Oggi pubblichiamo il quinto articolo, redatto da una socia del gruppo scrittura, all'interno del progetto "Orange the world 2024" su immagini iconografiche riferite a episodi di violenza sulle donne - progetto Violenza senza Tempo.
REPRIMENDA (1932) di Silvio Bicchi (Livorno 1874 – Firenze 1948) pastello su cartoncino, cm 36x 50 della socia consigliera Giovanna Bacci di Capaci
Silvio Bicchi, allievo di Giovanni Fattori, è stato un pittore postmacchiaiolo aperto al Novecento, abile e apprezzato ritrattista della borghesia. Attratto dalla vita contemporanea, ha dipinto scene di guerra, di vita popolare, baruffe tra comari, locali notturni malfamati, balli sensuali e provocanti, personaggi equivoci.
Questo dipinto s'intitola Reprimenda (dal latino: reprimenda culpa) che in italiano si può tradurre severo rimprovero. La scena notturna, ambientata nel porto di Livorno, ci suggerisce tuttavia che quanto sta accadendo, ed è sapientemente descritto dal pittore, è molto più grave e inquietante di una severa lavata di capo.
Perché l'uomo dalla faccia torva e con il dito puntato se la prende con la giovane donna che è finita per terra, lo sguardo basso, gli abiti scomposti, la borsetta abbandonata? Com'è finita per terra? E' cascata o piuttosto è stata malamente strattonata da quel bellimbusto che ha tutta l'aria di ritenersi il suo padrone?
Che significato potremmo dare all'aggressione che si consuma tra le banchine del porto?
Potremmo supporre che si tratti di un infuocato diverbio familiare. Lei è una moglie (ha un anello che s'intravede al dito) che ha detto qualcosa che ha fatto infuriare il marito o nella peggiore delle ipotesi è stata colta in flagrante adulterio (ma l'amante non c'è) dall'uomo che, prepotente e violento, l'ha malmenata di brutto, tanto da farla cascare per terra.
Comunque è notte fonda e siamo sul porto, le banchine frequentate perlopiù da marinai - si sa - sono luoghi d'incontri occasionali.
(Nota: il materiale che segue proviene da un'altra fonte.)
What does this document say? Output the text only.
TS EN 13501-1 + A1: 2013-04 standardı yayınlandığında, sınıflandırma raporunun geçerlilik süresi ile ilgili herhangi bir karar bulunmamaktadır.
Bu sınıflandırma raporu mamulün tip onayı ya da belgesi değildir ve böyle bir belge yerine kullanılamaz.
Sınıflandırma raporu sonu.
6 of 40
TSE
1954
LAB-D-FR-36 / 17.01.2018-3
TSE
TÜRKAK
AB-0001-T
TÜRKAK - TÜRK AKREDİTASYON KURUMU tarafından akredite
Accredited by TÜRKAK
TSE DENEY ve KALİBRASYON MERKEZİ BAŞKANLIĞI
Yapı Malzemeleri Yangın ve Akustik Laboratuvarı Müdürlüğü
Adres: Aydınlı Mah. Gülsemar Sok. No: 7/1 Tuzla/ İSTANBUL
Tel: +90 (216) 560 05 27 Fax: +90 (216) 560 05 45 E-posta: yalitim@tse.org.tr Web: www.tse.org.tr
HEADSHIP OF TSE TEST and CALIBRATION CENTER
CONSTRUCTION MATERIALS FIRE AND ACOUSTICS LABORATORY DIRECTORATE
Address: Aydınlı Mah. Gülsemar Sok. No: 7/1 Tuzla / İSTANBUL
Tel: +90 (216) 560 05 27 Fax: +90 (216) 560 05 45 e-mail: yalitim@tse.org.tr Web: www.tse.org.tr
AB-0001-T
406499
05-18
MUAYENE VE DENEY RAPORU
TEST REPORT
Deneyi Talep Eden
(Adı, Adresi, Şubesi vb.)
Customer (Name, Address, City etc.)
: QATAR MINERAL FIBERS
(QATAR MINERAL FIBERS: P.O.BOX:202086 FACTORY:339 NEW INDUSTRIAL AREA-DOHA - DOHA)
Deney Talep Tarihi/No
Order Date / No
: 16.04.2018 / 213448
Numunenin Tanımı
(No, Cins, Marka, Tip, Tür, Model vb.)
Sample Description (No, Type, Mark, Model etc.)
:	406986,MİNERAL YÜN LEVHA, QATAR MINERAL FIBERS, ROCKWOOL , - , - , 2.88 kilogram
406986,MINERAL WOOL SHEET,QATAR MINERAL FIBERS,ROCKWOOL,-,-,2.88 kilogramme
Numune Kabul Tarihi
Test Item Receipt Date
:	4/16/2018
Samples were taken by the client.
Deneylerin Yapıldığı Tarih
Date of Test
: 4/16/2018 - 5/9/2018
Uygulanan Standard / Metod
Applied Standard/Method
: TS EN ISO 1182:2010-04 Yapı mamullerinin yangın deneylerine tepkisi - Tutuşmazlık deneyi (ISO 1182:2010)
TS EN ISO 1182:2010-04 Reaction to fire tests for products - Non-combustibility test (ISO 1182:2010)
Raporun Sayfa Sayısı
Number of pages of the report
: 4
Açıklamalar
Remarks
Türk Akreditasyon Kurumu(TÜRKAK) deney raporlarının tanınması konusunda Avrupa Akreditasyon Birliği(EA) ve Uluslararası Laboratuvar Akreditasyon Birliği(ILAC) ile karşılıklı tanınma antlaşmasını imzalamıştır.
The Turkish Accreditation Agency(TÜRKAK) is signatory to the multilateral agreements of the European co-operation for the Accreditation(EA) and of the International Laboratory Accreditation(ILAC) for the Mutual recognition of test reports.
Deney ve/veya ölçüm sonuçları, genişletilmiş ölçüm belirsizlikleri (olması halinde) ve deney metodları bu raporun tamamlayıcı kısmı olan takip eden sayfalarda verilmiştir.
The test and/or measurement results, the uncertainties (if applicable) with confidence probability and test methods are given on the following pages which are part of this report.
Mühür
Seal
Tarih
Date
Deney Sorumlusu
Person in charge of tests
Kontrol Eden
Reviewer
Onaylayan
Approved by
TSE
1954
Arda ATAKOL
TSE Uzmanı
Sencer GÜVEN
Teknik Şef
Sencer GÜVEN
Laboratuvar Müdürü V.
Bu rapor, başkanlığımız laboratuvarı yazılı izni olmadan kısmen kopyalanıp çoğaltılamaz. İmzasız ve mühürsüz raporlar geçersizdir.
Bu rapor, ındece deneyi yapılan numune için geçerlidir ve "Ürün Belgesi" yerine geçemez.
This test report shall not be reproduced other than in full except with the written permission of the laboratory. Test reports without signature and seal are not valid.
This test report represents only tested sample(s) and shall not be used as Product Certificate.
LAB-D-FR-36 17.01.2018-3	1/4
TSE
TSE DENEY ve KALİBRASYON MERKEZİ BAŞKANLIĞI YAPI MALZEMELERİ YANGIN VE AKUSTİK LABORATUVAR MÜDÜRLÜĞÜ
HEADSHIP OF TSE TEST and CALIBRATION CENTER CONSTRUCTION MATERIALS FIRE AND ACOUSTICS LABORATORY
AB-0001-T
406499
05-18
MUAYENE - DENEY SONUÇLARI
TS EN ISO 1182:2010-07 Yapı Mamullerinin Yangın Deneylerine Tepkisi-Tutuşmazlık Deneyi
E' del tutto verosimile che l'uomo sia quello che assurdamente viene definito “protettore” e che lei faccia il mestiere più vecchio del mondo. Stanca e sfinita, forse non sta bene, ha rifiutato l'ultimo cliente, provocando l'ira del bestiale sfruttatore.
Negli anni Trenta, quando è stato eseguito il dipinto, erano poche le donne (mogli, figlie, sorelle, lavoratrici dipendenti, amanti e prostitute) che, pioniere dell'emancipazione femminile, sapevano e potevano difendersi dalla violenza maschile (da quella fisica in primis, ma pure da quella economica e psicologica, sottilmente celate da più miti apparenze).
Di strada la donna da allora ne ha fatta tanta per difendersi dai soprusi e dalla brutalità dei partners (mariti, compagni, fidanzati, colleghi, datori di lavoro, amanti, ruffiani ecc.), ma non è ancora finita. Le percosse sono tuttora molto attuali, pure nei paesi ritenuti civili come il nostro in cui la donna è seriamente sollecitata a dichiarare le violenze subite ed è in atto un processo di sensibilizzazione globale, a cominciare dalle scuole. Le stanze tutte per sé, realizzate dalle soroptimiste nei commissariati e nelle questure per raccogliere le testimonianze delle vittime, sono nate solamente di recente (negli anni Dieci del Duemila), sappiamo anche che sono parecchio adoperate, pertanto il fenomeno della violenza maschile è purtroppo ancora endemico.